I Can See Clearly Now
Fresh contacts are stunning. Colors have never been this bright before; edges never so sharp, my hair so big and shiny and wonderful! Yeah, except for that last bit.
Remember the sad dark days before disposable contact lenses? I remember my first pair. I was twelve and I went to the ophthalmologist all by myself (for some very strange reason) there on Finchly Road. I couldn't insert them for the life of me. It took me an hour and the nurse got so fed up with me she had to leave the room. That night I couldn't get them out. Mom held down my eyelids while Dad stabbed his fingers in my eyes and popped them out. I got stern lectures on sanitation and not losing them since they were so expensive. These days I buy them in bulk and throw them away! I don't own a bottle of saline solution and I don't even know if they sell that de-calcification stuff (remember how much it burns when you squirt that directly into your eyes instead of the lubricating eye drops!) anymore.

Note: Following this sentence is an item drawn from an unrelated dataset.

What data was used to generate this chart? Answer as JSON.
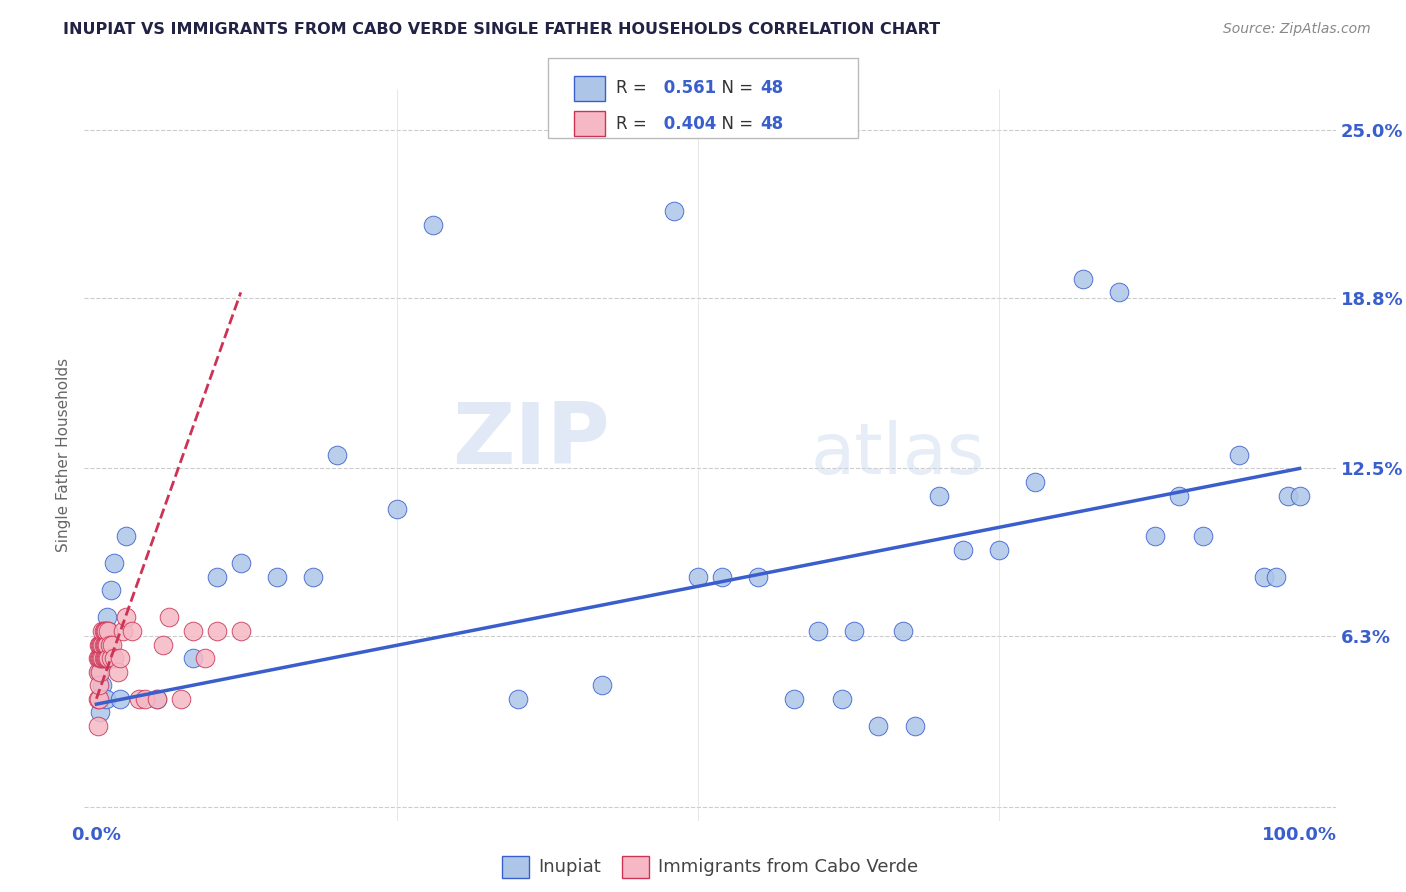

I finally got disposable contacts because I broke up with my boyfriend and broke two pairs of specs by falling asleep in them. He always used to take them off when I fell asleep reading (and I was in graduate school, so this happened a LOT) and put them safely in their case. After I moved out, nobody took them off anymore and I smashed them on desks or rolled over on them sleeping in my bed, and other really smart things like that. So, I gave up my daily wear contacts and my specs and started with the nonstop wearable contacts. And a fresh pair are a lovely treat.
Up in the choir stalls on Sunday, MS asked me to make one of our baritones a character in my next story. Since I'm largely incapable of writing about anybody I haven't fallen in love with a little, this is a particular challenge. This man is in his 60s, snorts and snarfs like a warthog (I'm just assuming that warthogs make despicable noises to match their name), is gay, and lives with his mother. I told MS that I couldn't do it (this conversation is all happening DURING THE SERVICE, mind you) due to my handicap, and she was disappointed. I can't bear to see MS disappointed, so I'm having a go. In my story this man is the 60 year unrequited and oblivious love interest of a spinster parishioner lady. So, you see, I am not overcoming my handicap at all.
It was a strange Sunday. One soprano ran out crying, a baritone snuck in late, another baritone snuck out to see what was wrong with the soprano (his wife), two sopranos and an alto slipped out after the offertory, one alto crossed the aisle to the other side of the choir (most of the missing people had left just one side in a really obvious way that would have been problematic for the final procession), and a couple of us had to juggle the crying soprano's folder and hymnal in that procession (I'm paranoid about dropping my OWN hymnal when I process, so carrying a second frazzled me). Oh, and somewhere in there the soprano who hates me gave me a big smile and wink from across the aisle, mysteriously.
I applied for a second full-time teaching job today. This one is at the school where I adjunct. I don't know how in the world I could handle FIVE CLASSES per semester (and doesn't that just seem UNGODLY!), but I really want to get out of libraries (again). It would be different if I were a reference librarian or public services librarian, but, no, I fell into an extra-specialty in academic libraries. I hate being an expert. I think I'd be happier going back to school. There I'd only have to teach three classes a year. That would be better. And more poverty-stricken. With bad health insurance. Anyway, there's no sense in making this decision until they offer me the job, and they can't do that unless I apply, so...
I think my humidifier is stinky. I think I'm going to go give it a bath.